Time Series Statistics

Time Series Statistics#

Content

Load in your data
Plotting a time series
Cumulative Sum
Kendall’s Tau
Theil Sen Estimator

1) Load in your data with `pandas`#

import pandas as pd

gauge_data = pd.read_csv('englewood_3_21_21_usgs_modified.csv')

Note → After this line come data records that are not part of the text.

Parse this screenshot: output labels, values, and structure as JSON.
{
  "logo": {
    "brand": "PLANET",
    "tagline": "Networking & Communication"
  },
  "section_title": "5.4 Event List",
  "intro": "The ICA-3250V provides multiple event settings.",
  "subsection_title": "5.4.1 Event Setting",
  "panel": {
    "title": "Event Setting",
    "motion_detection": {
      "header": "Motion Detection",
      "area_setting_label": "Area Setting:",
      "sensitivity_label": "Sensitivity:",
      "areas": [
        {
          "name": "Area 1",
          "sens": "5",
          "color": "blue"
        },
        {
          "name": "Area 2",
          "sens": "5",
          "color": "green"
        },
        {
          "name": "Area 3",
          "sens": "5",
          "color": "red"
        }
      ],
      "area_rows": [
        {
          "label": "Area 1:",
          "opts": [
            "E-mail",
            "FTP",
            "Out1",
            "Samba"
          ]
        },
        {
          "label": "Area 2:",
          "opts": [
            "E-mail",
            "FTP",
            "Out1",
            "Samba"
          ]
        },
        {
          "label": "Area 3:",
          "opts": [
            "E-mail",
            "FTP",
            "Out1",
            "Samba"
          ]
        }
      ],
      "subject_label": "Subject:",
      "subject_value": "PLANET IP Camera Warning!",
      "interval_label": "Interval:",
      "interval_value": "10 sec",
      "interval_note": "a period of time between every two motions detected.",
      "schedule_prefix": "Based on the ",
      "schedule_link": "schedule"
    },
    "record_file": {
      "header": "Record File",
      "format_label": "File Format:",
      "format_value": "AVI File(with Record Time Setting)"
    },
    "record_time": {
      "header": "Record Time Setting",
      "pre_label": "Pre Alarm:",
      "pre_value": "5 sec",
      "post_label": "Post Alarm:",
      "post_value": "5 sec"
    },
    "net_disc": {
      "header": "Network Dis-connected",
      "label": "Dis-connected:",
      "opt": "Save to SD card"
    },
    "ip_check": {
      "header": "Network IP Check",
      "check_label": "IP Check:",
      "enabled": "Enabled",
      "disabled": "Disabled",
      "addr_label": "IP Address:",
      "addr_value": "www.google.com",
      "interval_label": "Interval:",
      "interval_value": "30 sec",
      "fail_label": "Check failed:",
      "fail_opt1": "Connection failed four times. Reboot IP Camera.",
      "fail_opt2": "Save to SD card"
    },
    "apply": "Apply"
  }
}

# If your file doesn't read in that easily you might also try using additional flags such as
pd.read_csv('englewood_3_21_21_usgs_modified.csv', header=1) # specify header row
pd.read_csv('englewood_3_21_21_usgs_modified.csv', skiprows=10) # ignore some rows at the top of the file

	USGS	6711565	2021-03-12 02:15	MST	44.5	8	8.2	8.1
0	USGS	6711565	2021-03-12 02:30	MST	44.5	7.9	8.0	8.1
1	USGS	6711565	2021-03-12 02:45	MST	44.5	7.9	7.9	8.1
2	USGS	6711565	2021-03-12 03:00	MST	44.5	7.8	8.0	8.1
3	USGS	6711565	2021-03-12 03:15	MST	44.5	7.8	8.0	8.1
4	USGS	6711565	2021-03-12 03:30	MST	44.5	7.7	8.0	8.1
...	...	...	...	...	...	...	...	...
131	USGS	6711565	2021-03-13 11:15	MST	42.6	6.7	9.8	7.9
132	USGS	6711565	2021-03-13 11:30	MST	42.6	6.7	9.9	7.9
133	USGS	6711565	2021-03-13 11:45	MST	42.6	6.7	10.2	7.9
134	USGS	6711565	2021-03-13 12:00	MST	46.5	6.7	10.3	7.9
135	USGS	6711565	2021-03-13 12:15	MST	NaN	6.6	10.3	7.9

136 rows × 8 columns

We see we have a pandas DataFrame with rows corresponding to 146 times and several data columns, the interesting ones being Discharge, Temperature, Dissolved oxygen and pH.

gauge_data

	agency_cd	site_no	datetime	tz_cd	Discharge	Temperature	Dissolved oxygen	pH
0	USGS	6711565	2021-03-12 00:00	MST	44.5	8.1	8.3	8.1
1	USGS	6711565	2021-03-12 00:15	MST	44.5	8.1	8.2	8.1
2	USGS	6711565	2021-03-12 00:30	MST	44.5	8.1	8.2	8.1
3	USGS	6711565	2021-03-12 00:45	MST	44.5	8.1	8.1	8.1
4	USGS	6711565	2021-03-12 01:00	MST	44.5	8.1	8.1	8.1
...	...	...	...	...	...	...	...	...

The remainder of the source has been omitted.